Cutting-edge offensive coordinator Ben Johnson put his strategic acumen on full display, most glaringly on the Lions’ second touchdown, with 10:09 left in the second quarter. On third-and-12 from the 49ers’ 42, Goff threw a quick, 1-yard pass to St. Brown, who executed a perfect hook-and-ladder pitch to Jameson Williams and watched his fellow wideout race down the Lions’ sideline for the score.

After closing out the victory, Campbell’s players left the field having completed an 8-0 record away from home — something which bodes well if they do lose to the Vikings and enter the playoffs as the No. 5 seed. Campbell got to the locker room early, hovering in the hallway and emphatically greeting the men in uniform as they rolled in.

Once the last stragglers arrived, he brought up the team and got emotional as he spoke. As he had in an identical setting 11 months earlier, Campbell kept it real. This time, the message was far more uplifiting.

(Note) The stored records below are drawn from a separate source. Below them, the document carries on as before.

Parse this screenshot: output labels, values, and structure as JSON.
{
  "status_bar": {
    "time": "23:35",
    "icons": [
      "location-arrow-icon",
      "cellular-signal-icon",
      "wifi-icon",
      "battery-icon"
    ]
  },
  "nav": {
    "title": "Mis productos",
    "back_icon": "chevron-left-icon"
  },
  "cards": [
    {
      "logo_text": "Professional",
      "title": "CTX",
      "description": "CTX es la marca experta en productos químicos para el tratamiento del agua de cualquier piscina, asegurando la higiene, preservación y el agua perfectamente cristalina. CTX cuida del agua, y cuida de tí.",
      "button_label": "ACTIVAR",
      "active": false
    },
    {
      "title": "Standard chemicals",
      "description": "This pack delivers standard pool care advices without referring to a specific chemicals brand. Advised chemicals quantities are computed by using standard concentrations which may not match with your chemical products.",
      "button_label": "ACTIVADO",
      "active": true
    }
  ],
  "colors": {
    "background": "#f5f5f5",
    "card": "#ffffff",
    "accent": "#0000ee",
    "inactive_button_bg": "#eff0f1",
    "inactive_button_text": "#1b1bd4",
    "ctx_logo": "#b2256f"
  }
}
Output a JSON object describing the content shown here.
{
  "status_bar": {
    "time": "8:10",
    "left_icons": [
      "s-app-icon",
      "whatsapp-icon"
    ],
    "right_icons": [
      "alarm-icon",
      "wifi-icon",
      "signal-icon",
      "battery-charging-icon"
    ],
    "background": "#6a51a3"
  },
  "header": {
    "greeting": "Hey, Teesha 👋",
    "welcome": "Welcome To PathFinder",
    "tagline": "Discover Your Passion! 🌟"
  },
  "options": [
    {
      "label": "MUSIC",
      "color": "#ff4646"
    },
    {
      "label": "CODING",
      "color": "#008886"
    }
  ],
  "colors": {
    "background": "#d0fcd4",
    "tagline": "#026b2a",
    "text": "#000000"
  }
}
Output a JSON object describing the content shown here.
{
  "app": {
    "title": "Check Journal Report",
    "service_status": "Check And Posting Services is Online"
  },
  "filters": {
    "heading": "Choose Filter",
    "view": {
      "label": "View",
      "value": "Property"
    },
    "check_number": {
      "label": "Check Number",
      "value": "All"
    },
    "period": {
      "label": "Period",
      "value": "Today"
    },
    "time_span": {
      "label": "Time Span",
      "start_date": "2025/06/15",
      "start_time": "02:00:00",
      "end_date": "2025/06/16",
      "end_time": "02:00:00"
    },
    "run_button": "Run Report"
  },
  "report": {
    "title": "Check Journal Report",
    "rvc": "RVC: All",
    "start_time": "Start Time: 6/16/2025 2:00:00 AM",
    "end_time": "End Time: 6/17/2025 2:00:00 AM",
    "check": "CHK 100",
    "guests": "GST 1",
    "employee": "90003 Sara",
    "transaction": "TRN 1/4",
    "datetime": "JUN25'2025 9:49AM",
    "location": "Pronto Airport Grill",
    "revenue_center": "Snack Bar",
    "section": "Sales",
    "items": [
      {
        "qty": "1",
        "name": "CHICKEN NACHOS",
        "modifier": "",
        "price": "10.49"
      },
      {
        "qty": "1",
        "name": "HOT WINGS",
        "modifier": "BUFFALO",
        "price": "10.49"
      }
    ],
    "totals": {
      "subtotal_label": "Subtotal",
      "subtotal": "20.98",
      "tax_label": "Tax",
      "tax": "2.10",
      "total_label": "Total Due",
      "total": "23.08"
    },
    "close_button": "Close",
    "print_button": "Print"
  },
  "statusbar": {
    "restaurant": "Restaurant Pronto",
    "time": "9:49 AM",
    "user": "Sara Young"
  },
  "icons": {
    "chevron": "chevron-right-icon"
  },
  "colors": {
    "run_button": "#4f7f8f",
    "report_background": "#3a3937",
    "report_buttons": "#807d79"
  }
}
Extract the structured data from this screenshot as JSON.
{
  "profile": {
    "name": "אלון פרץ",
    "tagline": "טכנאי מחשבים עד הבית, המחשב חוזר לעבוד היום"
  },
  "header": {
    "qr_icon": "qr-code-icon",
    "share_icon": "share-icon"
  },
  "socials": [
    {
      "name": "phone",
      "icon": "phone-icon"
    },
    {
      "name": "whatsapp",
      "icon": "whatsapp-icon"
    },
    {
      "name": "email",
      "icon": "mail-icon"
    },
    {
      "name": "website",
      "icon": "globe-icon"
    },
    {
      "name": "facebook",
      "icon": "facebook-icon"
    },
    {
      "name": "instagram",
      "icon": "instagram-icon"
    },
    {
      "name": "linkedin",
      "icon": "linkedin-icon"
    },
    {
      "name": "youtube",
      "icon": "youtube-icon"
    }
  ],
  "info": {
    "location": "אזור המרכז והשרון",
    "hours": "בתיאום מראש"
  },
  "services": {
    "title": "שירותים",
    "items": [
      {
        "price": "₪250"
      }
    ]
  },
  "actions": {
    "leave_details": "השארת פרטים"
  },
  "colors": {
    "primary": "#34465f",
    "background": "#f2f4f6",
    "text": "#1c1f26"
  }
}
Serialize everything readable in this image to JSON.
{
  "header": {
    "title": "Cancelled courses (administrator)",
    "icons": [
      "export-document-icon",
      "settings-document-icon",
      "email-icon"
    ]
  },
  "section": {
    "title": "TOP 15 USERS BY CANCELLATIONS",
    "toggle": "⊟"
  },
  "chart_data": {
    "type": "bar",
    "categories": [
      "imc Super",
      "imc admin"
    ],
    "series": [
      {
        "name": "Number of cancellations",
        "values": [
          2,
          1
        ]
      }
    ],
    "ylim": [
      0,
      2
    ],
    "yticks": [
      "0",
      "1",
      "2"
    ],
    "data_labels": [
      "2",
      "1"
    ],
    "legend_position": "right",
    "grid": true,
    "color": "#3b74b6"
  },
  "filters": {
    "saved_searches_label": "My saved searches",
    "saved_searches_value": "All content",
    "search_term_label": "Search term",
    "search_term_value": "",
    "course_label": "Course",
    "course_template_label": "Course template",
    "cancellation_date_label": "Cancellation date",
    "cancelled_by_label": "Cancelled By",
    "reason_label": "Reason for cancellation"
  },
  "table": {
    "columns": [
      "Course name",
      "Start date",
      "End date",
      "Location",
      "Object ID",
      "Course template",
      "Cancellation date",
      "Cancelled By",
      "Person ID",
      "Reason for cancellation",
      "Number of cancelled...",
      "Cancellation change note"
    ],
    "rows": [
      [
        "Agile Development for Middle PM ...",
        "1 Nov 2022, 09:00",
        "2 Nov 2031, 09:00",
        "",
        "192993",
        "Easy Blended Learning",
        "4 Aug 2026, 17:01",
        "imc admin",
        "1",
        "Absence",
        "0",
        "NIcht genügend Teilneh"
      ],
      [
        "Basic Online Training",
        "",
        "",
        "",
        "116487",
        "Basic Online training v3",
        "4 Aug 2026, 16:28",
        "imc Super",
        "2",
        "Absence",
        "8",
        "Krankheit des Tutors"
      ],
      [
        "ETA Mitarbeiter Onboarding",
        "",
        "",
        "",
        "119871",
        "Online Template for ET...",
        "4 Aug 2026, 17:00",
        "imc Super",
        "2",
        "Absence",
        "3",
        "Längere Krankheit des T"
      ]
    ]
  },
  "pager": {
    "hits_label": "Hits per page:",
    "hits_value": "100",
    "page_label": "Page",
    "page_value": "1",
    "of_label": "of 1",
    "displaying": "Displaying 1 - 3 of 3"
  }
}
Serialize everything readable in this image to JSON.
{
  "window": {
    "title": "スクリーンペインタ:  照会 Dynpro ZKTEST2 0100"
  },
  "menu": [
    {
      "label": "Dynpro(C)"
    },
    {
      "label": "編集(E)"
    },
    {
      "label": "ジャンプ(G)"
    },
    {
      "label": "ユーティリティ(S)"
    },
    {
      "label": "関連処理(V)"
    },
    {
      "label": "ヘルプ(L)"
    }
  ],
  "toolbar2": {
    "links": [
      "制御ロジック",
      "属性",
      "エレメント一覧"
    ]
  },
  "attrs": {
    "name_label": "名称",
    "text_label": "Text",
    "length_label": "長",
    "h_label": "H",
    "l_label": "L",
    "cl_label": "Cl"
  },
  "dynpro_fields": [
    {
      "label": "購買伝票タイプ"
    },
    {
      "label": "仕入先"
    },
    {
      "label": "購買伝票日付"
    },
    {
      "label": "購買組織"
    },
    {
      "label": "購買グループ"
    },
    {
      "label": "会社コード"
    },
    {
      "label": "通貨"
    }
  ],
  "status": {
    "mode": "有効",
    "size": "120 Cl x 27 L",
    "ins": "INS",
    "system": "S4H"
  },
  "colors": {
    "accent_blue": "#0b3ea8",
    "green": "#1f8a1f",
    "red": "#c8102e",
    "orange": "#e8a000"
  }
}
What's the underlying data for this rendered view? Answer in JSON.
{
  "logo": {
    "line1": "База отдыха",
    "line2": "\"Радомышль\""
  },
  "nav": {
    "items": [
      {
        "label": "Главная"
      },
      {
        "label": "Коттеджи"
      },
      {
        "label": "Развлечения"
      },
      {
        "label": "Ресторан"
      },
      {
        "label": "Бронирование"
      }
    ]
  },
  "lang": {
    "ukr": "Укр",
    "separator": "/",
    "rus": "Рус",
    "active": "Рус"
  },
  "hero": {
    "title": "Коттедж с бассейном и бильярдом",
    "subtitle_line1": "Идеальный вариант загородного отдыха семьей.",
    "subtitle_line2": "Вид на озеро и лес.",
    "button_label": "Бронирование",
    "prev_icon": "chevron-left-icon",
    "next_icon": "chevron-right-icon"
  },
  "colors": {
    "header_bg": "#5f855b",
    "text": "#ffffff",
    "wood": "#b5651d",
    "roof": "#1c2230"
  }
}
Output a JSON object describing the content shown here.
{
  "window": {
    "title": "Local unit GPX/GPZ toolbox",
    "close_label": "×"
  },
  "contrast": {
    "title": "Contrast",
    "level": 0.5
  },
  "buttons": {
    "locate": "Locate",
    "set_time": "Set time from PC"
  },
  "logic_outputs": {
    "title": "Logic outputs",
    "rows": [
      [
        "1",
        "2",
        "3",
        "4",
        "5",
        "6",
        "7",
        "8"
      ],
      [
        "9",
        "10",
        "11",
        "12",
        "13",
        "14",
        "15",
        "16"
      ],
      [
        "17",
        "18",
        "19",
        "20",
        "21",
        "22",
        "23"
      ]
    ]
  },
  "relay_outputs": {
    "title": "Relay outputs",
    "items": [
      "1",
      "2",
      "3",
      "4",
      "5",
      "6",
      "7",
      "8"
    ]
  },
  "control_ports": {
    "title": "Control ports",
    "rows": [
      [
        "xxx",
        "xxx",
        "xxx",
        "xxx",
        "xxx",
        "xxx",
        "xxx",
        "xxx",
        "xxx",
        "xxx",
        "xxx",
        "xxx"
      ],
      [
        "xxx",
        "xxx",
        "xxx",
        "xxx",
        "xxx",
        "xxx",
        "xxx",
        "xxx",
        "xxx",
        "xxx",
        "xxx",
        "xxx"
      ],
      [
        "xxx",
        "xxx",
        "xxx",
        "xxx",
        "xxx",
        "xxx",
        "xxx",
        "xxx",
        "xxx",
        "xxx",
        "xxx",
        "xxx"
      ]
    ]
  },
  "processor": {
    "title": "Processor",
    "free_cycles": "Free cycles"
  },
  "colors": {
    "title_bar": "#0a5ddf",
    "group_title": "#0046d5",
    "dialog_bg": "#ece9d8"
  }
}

“I got an unbelievable amount of respect for you guys,” he said. “I know what this was. And there’s all these arguments about ‘what did this game really mean?’ because the next week. … I respect the f— out of you guys. I respect the f— out of how we roll the ball out and you guys just go out and compete.

“I can’t even put it into words, man. I cannot put it into words. I love the hell out of you guys. I love the hell out of you guys.”